Press Release|Insurance

KBRA Affirms Rating for Providence Mutual Fire Insurance Company

10 Apr 2026   |   New York

Contacts

KBRA affirms the insurance financial strength rating (IFSR) of A- of Providence Mutual Fire Insurance Company (PMFIC). The Outlook for the rating is Stable.

Key Credit Considerations

The rating reflects the company’s strong risk-adjusted capitalization and conservative underwriting leverage which have driven risk based capital ratios exceeding 700% in each of the last five years. This RBC profile compares favorably to industry norms.
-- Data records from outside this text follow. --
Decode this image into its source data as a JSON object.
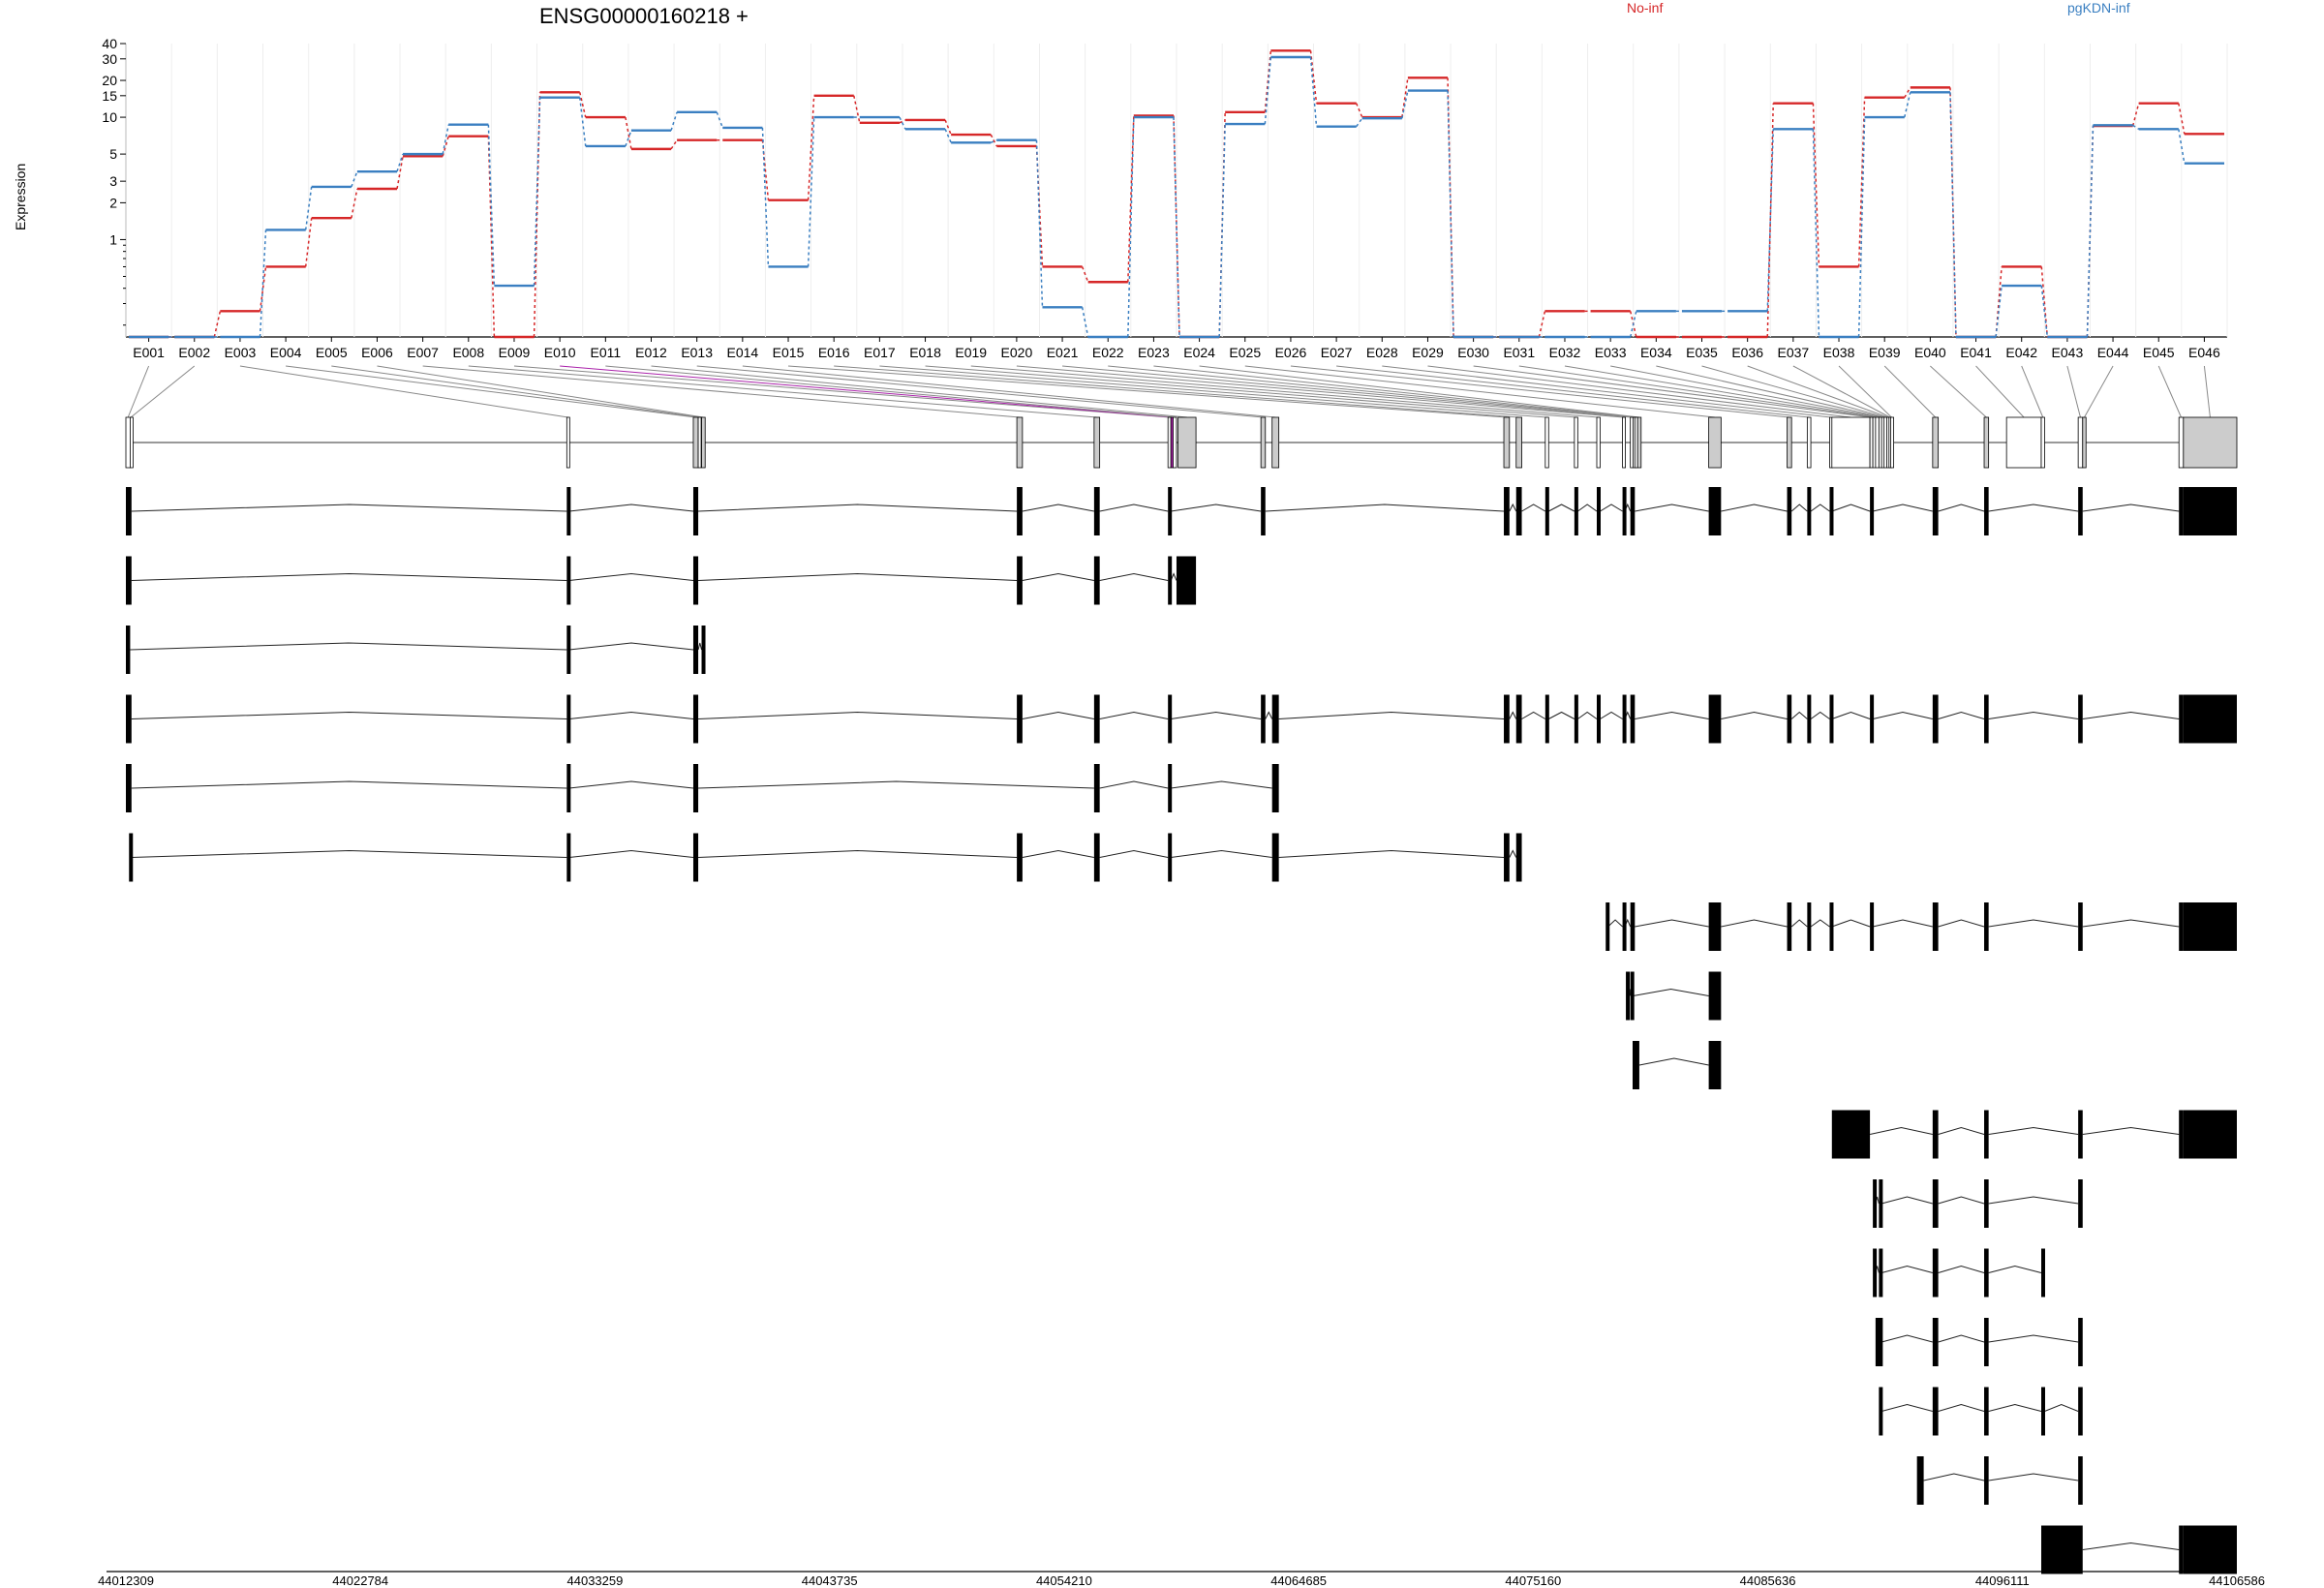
{
  "chart_data": {
    "type": "line",
    "title": "ENSG00000160218 +",
    "ylabel": "Expression",
    "y_scale": "log",
    "y_ticks": [
      1,
      2,
      3,
      5,
      10,
      15,
      20,
      30,
      40
    ],
    "categories": [
      "E001",
      "E002",
      "E003",
      "E004",
      "E005",
      "E006",
      "E007",
      "E008",
      "E009",
      "E010",
      "E011",
      "E012",
      "E013",
      "E014",
      "E015",
      "E016",
      "E017",
      "E018",
      "E019",
      "E020",
      "E021",
      "E022",
      "E023",
      "E024",
      "E025",
      "E026",
      "E027",
      "E028",
      "E029",
      "E030",
      "E031",
      "E032",
      "E033",
      "E034",
      "E035",
      "E036",
      "E037",
      "E038",
      "E039",
      "E040",
      "E041",
      "E042",
      "E043",
      "E044",
      "E045",
      "E046"
    ],
    "series": [
      {
        "name": "No-inf",
        "color": "#d62728",
        "values": [
          0.16,
          0.16,
          0.26,
          0.6,
          1.5,
          2.6,
          4.8,
          7,
          0.16,
          16,
          10,
          5.5,
          6.5,
          6.5,
          2.1,
          15,
          9,
          9.5,
          7.2,
          5.8,
          0.6,
          0.45,
          10.3,
          0.16,
          11,
          35,
          13,
          10,
          21,
          0.16,
          0.16,
          0.26,
          0.26,
          0.16,
          0.16,
          0.16,
          13,
          0.6,
          14.5,
          17.5,
          0.16,
          0.6,
          0.16,
          8.5,
          13,
          7.3
        ]
      },
      {
        "name": "pgKDN-inf",
        "color": "#3a7fc1",
        "values": [
          0.16,
          0.16,
          0.16,
          1.2,
          2.7,
          3.6,
          5,
          8.7,
          0.42,
          14.5,
          5.8,
          7.8,
          11,
          8.2,
          0.6,
          10,
          10,
          8,
          6.2,
          6.5,
          0.28,
          0.16,
          10,
          0.16,
          8.8,
          31,
          8.4,
          9.8,
          16.5,
          0.16,
          0.16,
          0.16,
          0.16,
          0.26,
          0.26,
          0.26,
          8,
          0.16,
          10,
          16,
          0.16,
          0.42,
          0.16,
          8.6,
          8,
          4.2
        ]
      }
    ],
    "genomic_ticks": [
      "44012309",
      "44022784",
      "44033259",
      "44043735",
      "44054210",
      "44064685",
      "44075160",
      "44085636",
      "44096111",
      "44106586"
    ],
    "genomic_range": [
      44012309,
      44106586
    ],
    "exons": [
      {
        "id": "E001",
        "start": 44012309,
        "end": 44012500,
        "fill": "#ffffff"
      },
      {
        "id": "E002",
        "start": 44012500,
        "end": 44012560,
        "fill": "#ffffff"
      },
      {
        "id": "E003",
        "start": 44032000,
        "end": 44032110,
        "fill": "#ffffff"
      },
      {
        "id": "E004",
        "start": 44037650,
        "end": 44037870,
        "fill": "#cccccc"
      },
      {
        "id": "E005",
        "start": 44037870,
        "end": 44037990,
        "fill": "#ffffff"
      },
      {
        "id": "E006",
        "start": 44038020,
        "end": 44038180,
        "fill": "#cccccc"
      },
      {
        "id": "E007",
        "start": 44052100,
        "end": 44052350,
        "fill": "#cccccc"
      },
      {
        "id": "E008",
        "start": 44055550,
        "end": 44055800,
        "fill": "#cccccc"
      },
      {
        "id": "E009",
        "start": 44058850,
        "end": 44058980,
        "fill": "#ffffff"
      },
      {
        "id": "E010",
        "start": 44058980,
        "end": 44059080,
        "fill": "#aa22aa"
      },
      {
        "id": "E011",
        "start": 44059080,
        "end": 44059230,
        "fill": "#ffffff"
      },
      {
        "id": "E012",
        "start": 44059300,
        "end": 44060100,
        "fill": "#cccccc"
      },
      {
        "id": "E013",
        "start": 44063000,
        "end": 44063200,
        "fill": "#cccccc"
      },
      {
        "id": "E014",
        "start": 44063500,
        "end": 44063800,
        "fill": "#cccccc"
      },
      {
        "id": "E015",
        "start": 44073850,
        "end": 44074100,
        "fill": "#cccccc"
      },
      {
        "id": "E016",
        "start": 44074400,
        "end": 44074650,
        "fill": "#cccccc"
      },
      {
        "id": "E017",
        "start": 44075700,
        "end": 44075850,
        "fill": "#ffffff"
      },
      {
        "id": "E018",
        "start": 44077000,
        "end": 44077150,
        "fill": "#ffffff"
      },
      {
        "id": "E019",
        "start": 44078000,
        "end": 44078150,
        "fill": "#ffffff"
      },
      {
        "id": "E020",
        "start": 44079150,
        "end": 44079250,
        "fill": "#ffffff"
      },
      {
        "id": "E021",
        "start": 44079500,
        "end": 44079620,
        "fill": "#ffffff"
      },
      {
        "id": "E022",
        "start": 44079620,
        "end": 44079700,
        "fill": "#ffffff"
      },
      {
        "id": "E023",
        "start": 44079700,
        "end": 44079800,
        "fill": "#ffffff"
      },
      {
        "id": "E024",
        "start": 44079820,
        "end": 44079980,
        "fill": "#cccccc"
      },
      {
        "id": "E025",
        "start": 44083000,
        "end": 44083550,
        "fill": "#cccccc"
      },
      {
        "id": "E026",
        "start": 44086500,
        "end": 44086700,
        "fill": "#cccccc"
      },
      {
        "id": "E027",
        "start": 44087400,
        "end": 44087560,
        "fill": "#ffffff"
      },
      {
        "id": "E028",
        "start": 44088400,
        "end": 44088500,
        "fill": "#ffffff"
      },
      {
        "id": "E029",
        "start": 44088500,
        "end": 44090200,
        "fill": "#ffffff"
      },
      {
        "id": "E030",
        "start": 44090200,
        "end": 44090330,
        "fill": "#ffffff"
      },
      {
        "id": "E031",
        "start": 44090330,
        "end": 44090450,
        "fill": "#ffffff"
      },
      {
        "id": "E032",
        "start": 44090450,
        "end": 44090600,
        "fill": "#ffffff"
      },
      {
        "id": "E033",
        "start": 44090600,
        "end": 44090720,
        "fill": "#ffffff"
      },
      {
        "id": "E034",
        "start": 44090720,
        "end": 44090830,
        "fill": "#ffffff"
      },
      {
        "id": "E035",
        "start": 44090830,
        "end": 44090950,
        "fill": "#ffffff"
      },
      {
        "id": "E036",
        "start": 44090950,
        "end": 44091050,
        "fill": "#ffffff"
      },
      {
        "id": "E037",
        "start": 44091050,
        "end": 44091130,
        "fill": "#ffffff"
      },
      {
        "id": "E038",
        "start": 44091130,
        "end": 44091200,
        "fill": "#ffffff"
      },
      {
        "id": "E039",
        "start": 44093000,
        "end": 44093250,
        "fill": "#cccccc"
      },
      {
        "id": "E040",
        "start": 44095300,
        "end": 44095500,
        "fill": "#cccccc"
      },
      {
        "id": "E041",
        "start": 44096300,
        "end": 44097850,
        "fill": "#ffffff"
      },
      {
        "id": "E042",
        "start": 44097850,
        "end": 44098000,
        "fill": "#ffffff"
      },
      {
        "id": "E043",
        "start": 44099500,
        "end": 44099700,
        "fill": "#ffffff"
      },
      {
        "id": "E044",
        "start": 44099700,
        "end": 44099850,
        "fill": "#cccccc"
      },
      {
        "id": "E045",
        "start": 44104000,
        "end": 44104200,
        "fill": "#ffffff"
      },
      {
        "id": "E046",
        "start": 44104200,
        "end": 44106586,
        "fill": "#cccccc"
      }
    ],
    "transcripts": [
      {
        "exons": [
          [
            44012309,
            44012560
          ],
          [
            44032000,
            44032110
          ],
          [
            44037650,
            44037870
          ],
          [
            44052100,
            44052350
          ],
          [
            44055550,
            44055800
          ],
          [
            44058850,
            44058980
          ],
          [
            44063000,
            44063200
          ],
          [
            44073850,
            44074100
          ],
          [
            44074400,
            44074650
          ],
          [
            44075700,
            44075850
          ],
          [
            44077000,
            44077150
          ],
          [
            44078000,
            44078150
          ],
          [
            44079150,
            44079250
          ],
          [
            44079500,
            44079700
          ],
          [
            44083000,
            44083550
          ],
          [
            44086500,
            44086700
          ],
          [
            44087400,
            44087560
          ],
          [
            44088400,
            44088500
          ],
          [
            44090200,
            44090330
          ],
          [
            44093000,
            44093250
          ],
          [
            44095300,
            44095500
          ],
          [
            44099500,
            44099700
          ],
          [
            44104000,
            44104200
          ],
          [
            44104200,
            44106586
          ]
        ]
      },
      {
        "exons": [
          [
            44012309,
            44012560
          ],
          [
            44032000,
            44032110
          ],
          [
            44037650,
            44037870
          ],
          [
            44052100,
            44052350
          ],
          [
            44055550,
            44055800
          ],
          [
            44058850,
            44058980
          ],
          [
            44059230,
            44060100
          ]
        ]
      },
      {
        "exons": [
          [
            44012309,
            44012500
          ],
          [
            44032000,
            44032110
          ],
          [
            44037650,
            44037870
          ],
          [
            44038020,
            44038180
          ]
        ]
      },
      {
        "exons": [
          [
            44012309,
            44012560
          ],
          [
            44032000,
            44032110
          ],
          [
            44037650,
            44037870
          ],
          [
            44052100,
            44052350
          ],
          [
            44055550,
            44055800
          ],
          [
            44058850,
            44058980
          ],
          [
            44063000,
            44063200
          ],
          [
            44063500,
            44063800
          ],
          [
            44073850,
            44074100
          ],
          [
            44074400,
            44074650
          ],
          [
            44075700,
            44075850
          ],
          [
            44077000,
            44077150
          ],
          [
            44078000,
            44078150
          ],
          [
            44079150,
            44079250
          ],
          [
            44079500,
            44079700
          ],
          [
            44083000,
            44083550
          ],
          [
            44086500,
            44086700
          ],
          [
            44087400,
            44087560
          ],
          [
            44088400,
            44088500
          ],
          [
            44090200,
            44090330
          ],
          [
            44093000,
            44093250
          ],
          [
            44095300,
            44095500
          ],
          [
            44099500,
            44099700
          ],
          [
            44104000,
            44104200
          ],
          [
            44104200,
            44106586
          ]
        ]
      },
      {
        "exons": [
          [
            44012309,
            44012560
          ],
          [
            44032000,
            44032110
          ],
          [
            44037650,
            44037870
          ],
          [
            44055550,
            44055800
          ],
          [
            44058850,
            44058980
          ],
          [
            44063500,
            44063800
          ]
        ]
      },
      {
        "exons": [
          [
            44012450,
            44012560
          ],
          [
            44032000,
            44032110
          ],
          [
            44037650,
            44037870
          ],
          [
            44052100,
            44052350
          ],
          [
            44055550,
            44055800
          ],
          [
            44058850,
            44058980
          ],
          [
            44063500,
            44063800
          ],
          [
            44073850,
            44074100
          ],
          [
            44074400,
            44074650
          ]
        ]
      },
      {
        "exons": [
          [
            44078400,
            44078500
          ],
          [
            44079150,
            44079250
          ],
          [
            44079500,
            44079700
          ],
          [
            44083000,
            44083550
          ],
          [
            44086500,
            44086700
          ],
          [
            44087400,
            44087560
          ],
          [
            44088400,
            44088500
          ],
          [
            44090200,
            44090330
          ],
          [
            44093000,
            44093250
          ],
          [
            44095300,
            44095500
          ],
          [
            44099500,
            44099700
          ],
          [
            44104000,
            44104200
          ],
          [
            44104200,
            44106586
          ]
        ]
      },
      {
        "exons": [
          [
            44079300,
            44079450
          ],
          [
            44079500,
            44079620
          ],
          [
            44083000,
            44083550
          ]
        ]
      },
      {
        "exons": [
          [
            44079600,
            44079900
          ],
          [
            44083000,
            44083550
          ]
        ]
      },
      {
        "exons": [
          [
            44088500,
            44090200
          ],
          [
            44093000,
            44093250
          ],
          [
            44095300,
            44095500
          ],
          [
            44099500,
            44099700
          ],
          [
            44104000,
            44104200
          ],
          [
            44104200,
            44106586
          ]
        ]
      },
      {
        "exons": [
          [
            44090330,
            44090450
          ],
          [
            44090600,
            44090720
          ],
          [
            44093000,
            44093250
          ],
          [
            44095300,
            44095500
          ],
          [
            44099500,
            44099700
          ]
        ]
      },
      {
        "exons": [
          [
            44090330,
            44090450
          ],
          [
            44090600,
            44090720
          ],
          [
            44093000,
            44093250
          ],
          [
            44095300,
            44095500
          ],
          [
            44097850,
            44098000
          ]
        ]
      },
      {
        "exons": [
          [
            44090450,
            44090600
          ],
          [
            44090600,
            44090720
          ],
          [
            44093000,
            44093250
          ],
          [
            44095300,
            44095500
          ],
          [
            44099500,
            44099700
          ]
        ]
      },
      {
        "exons": [
          [
            44090600,
            44090720
          ],
          [
            44093000,
            44093250
          ],
          [
            44095300,
            44095500
          ],
          [
            44097850,
            44098000
          ],
          [
            44099500,
            44099700
          ]
        ]
      },
      {
        "exons": [
          [
            44092300,
            44092600
          ],
          [
            44095300,
            44095500
          ],
          [
            44099500,
            44099700
          ]
        ]
      },
      {
        "exons": [
          [
            44097850,
            44099700
          ],
          [
            44104000,
            44104200
          ],
          [
            44104200,
            44106586
          ]
        ]
      }
    ]
  }
}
The company is led by an experienced management team with deep industry expertise and strong knowledge of its core Northeast markets. Providence Mutual’s strong enterprise risk management (ERM) framework is viewed as a key credit strength, reflecting a well-developed ERM structure that is integrated into strategic and operational decision making. Additionally, the company benefits from a robust reinsurance program. Management continues to prioritize the long-term financial strength of the enterprise, with catastrophe reinsurance covering a 1-in-241-year event. Also considered a key credit strength is the company’s sound liquidity supported by a high-quality investment portfolio and contingent liquidity.

Tempering these strengths are PMFIC’s unfavorable, although improving, underwriting losses, historically driven by poor automobile results, large fire losses, catastrophe weather events and an elevated expense ratio. Management has implemented significant rate increases, underwriting actions, and claims initiatives which contributed to a 5-point improvement in the combined ratio in 2025, following a 17-point improvement in 2024. Additionally, the company maintains elevated equity leverage in its investment portfolio. At year-end 2025, approximately 29% of total cash and invested assets were held in unaffiliated common stock and the ratio of unaffiliated equities to policyholders’ surplus was 56%, which compares unfavorably to industry norms. Further, the company operates within a narrow market position and relies on agency relationships to generate business.

Rating Sensitivities

Factors that could positively impact the rating include sustained operating profitability, a consistent positive trend in organic surplus growth, improved underwriting metrics over an extended period, consistent outperformance of the business plan and management projections provided to KBRA, or a favorable change in risk profile. Factors that could negatively impact the rating include a material reduction in risk-adjusted capitalization, deterioration in the catastrophe reinsurance program, an unfavorable change in risk profile, or consistent underperformance of the business plan and projections provided to KBRA.

To access ratings and relevant documents, click here.

Click here to view the report.

Methodologies

Disclosures

Further information on key credit considerations, sensitivity analyses that consider what factors can affect these credit ratings and how they could lead to an upgrade or a downgrade, and ESG factors (where they are a key driver behind the change to the credit rating or rating outlook) can be found in the full rating report referenced above.

A description of all substantially material sources that were used to prepare the credit rating and information on the methodology(ies) (inclusive of any material models and sensitivity analyses of the relevant key rating assumptions, as applicable) used in determining the credit rating is available in the Information Disclosure Form(s) located here.

Information on the meaning of each rating category can be located here.

Further disclosures relating to this rating action are available in the Information Disclosure Form(s) referenced above. Additional information regarding KBRA policies, methodologies, rating scales and disclosures are available at www.kbra.com.

About KBRA

Kroll Bond Rating Agency, LLC (KBRA), one of the major credit rating agencies (CRA), is a full-service CRA registered with the U.S. Securities and Exchange Commission as an NRSRO. Kroll Bond Rating Agency Europe Limited is registered as a CRA with the European Securities and Markets Authority. Kroll Bond Rating Agency UK Limited is registered as a CRA with the UK Financial Conduct Authority. In addition, KBRA is designated as a Designated Rating Organization (DRO) by the Ontario Securities Commission for issuers of asset-backed securities to file a short form prospectus or shelf prospectus. KBRA is also recognized as a Qualified Rating Agency by Taiwan’s Financial Supervisory Commission and is recognized by the National Association of Insurance Commissioners as a Credit Rating Provider (CRP) in the U.S.